The integration of Deep Learning (DL) techniques with the Internet of Things (IoT) has emerged as a transformative paradigm in the advancement of smart healthcare systems. Numerous recent studies have investigated the convergence of these technologies, demonstrating their potential in improving healthcare delivery, patient monitoring, and clinical decision-making. The ongoing evolution of Industry 5.0 in parallel with the deployment of 5G communication networks has further facilitated the development of intelligent, cost-effective, and highly responsive sensors. These innovations enable continuous and real-time monitoring of patients’ health conditions, a capability that was not feasible within the constraints of traditional healthcare models. Smart health monitoring systems have thus introduced significant improvements in terms of speed, affordability, reliability, and accessibility of medical services, particularly in remote or underserved regions. Moreover, the application of Deep Learning and Machine Learning algorithms in health data analysis has played a pivotal role in achieving preventive healthcare, reducing mortality risks, and enabling personalized treatment strategies.

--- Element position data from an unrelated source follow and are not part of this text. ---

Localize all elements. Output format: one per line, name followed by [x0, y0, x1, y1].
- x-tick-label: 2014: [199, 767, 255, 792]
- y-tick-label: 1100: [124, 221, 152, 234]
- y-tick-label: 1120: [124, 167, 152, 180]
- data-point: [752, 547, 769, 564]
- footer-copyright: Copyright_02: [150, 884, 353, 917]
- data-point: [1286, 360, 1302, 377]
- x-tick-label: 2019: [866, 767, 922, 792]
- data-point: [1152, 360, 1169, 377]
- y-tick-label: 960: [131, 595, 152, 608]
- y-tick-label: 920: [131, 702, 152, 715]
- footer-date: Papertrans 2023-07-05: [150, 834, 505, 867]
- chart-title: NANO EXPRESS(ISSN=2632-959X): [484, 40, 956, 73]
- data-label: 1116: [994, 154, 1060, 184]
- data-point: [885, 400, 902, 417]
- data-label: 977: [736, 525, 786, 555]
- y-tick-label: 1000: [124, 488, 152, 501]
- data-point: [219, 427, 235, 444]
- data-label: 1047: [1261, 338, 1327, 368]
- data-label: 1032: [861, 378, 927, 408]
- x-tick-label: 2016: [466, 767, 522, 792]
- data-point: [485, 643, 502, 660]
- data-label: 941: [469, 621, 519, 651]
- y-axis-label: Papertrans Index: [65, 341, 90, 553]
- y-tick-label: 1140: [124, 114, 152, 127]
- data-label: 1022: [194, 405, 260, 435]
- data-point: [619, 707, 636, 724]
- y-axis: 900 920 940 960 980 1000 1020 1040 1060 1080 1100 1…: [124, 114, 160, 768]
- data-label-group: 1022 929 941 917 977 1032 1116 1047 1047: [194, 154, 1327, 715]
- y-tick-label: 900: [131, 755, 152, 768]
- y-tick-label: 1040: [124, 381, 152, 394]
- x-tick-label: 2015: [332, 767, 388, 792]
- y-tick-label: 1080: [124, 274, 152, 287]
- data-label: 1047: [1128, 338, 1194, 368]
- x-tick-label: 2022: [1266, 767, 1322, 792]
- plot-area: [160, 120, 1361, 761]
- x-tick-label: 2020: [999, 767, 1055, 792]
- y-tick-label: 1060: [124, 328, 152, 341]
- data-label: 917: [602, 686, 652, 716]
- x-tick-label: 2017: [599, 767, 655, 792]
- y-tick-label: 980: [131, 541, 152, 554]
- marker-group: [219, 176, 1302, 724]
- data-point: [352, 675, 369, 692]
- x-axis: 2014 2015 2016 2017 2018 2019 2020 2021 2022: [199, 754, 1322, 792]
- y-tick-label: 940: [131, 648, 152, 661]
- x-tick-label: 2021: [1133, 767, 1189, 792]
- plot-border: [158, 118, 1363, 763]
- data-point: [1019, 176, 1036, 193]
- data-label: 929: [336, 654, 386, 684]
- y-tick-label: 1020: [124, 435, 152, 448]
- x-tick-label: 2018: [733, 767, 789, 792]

Such methods have also enhanced the early detection of chronic diseases, which previously posed considerable diagnostic challenges. To further optimize scalability and cost-efficiency, cloud computing and distributed storage solutions have been incorporated, ensuring secure and real-time data availability. This review therefore provides a comprehensive perspective on smart healthcare innovations, emphasizing the role of intelligent systems, recent advancements, and persisting challenges in the domain of digital health monitoring.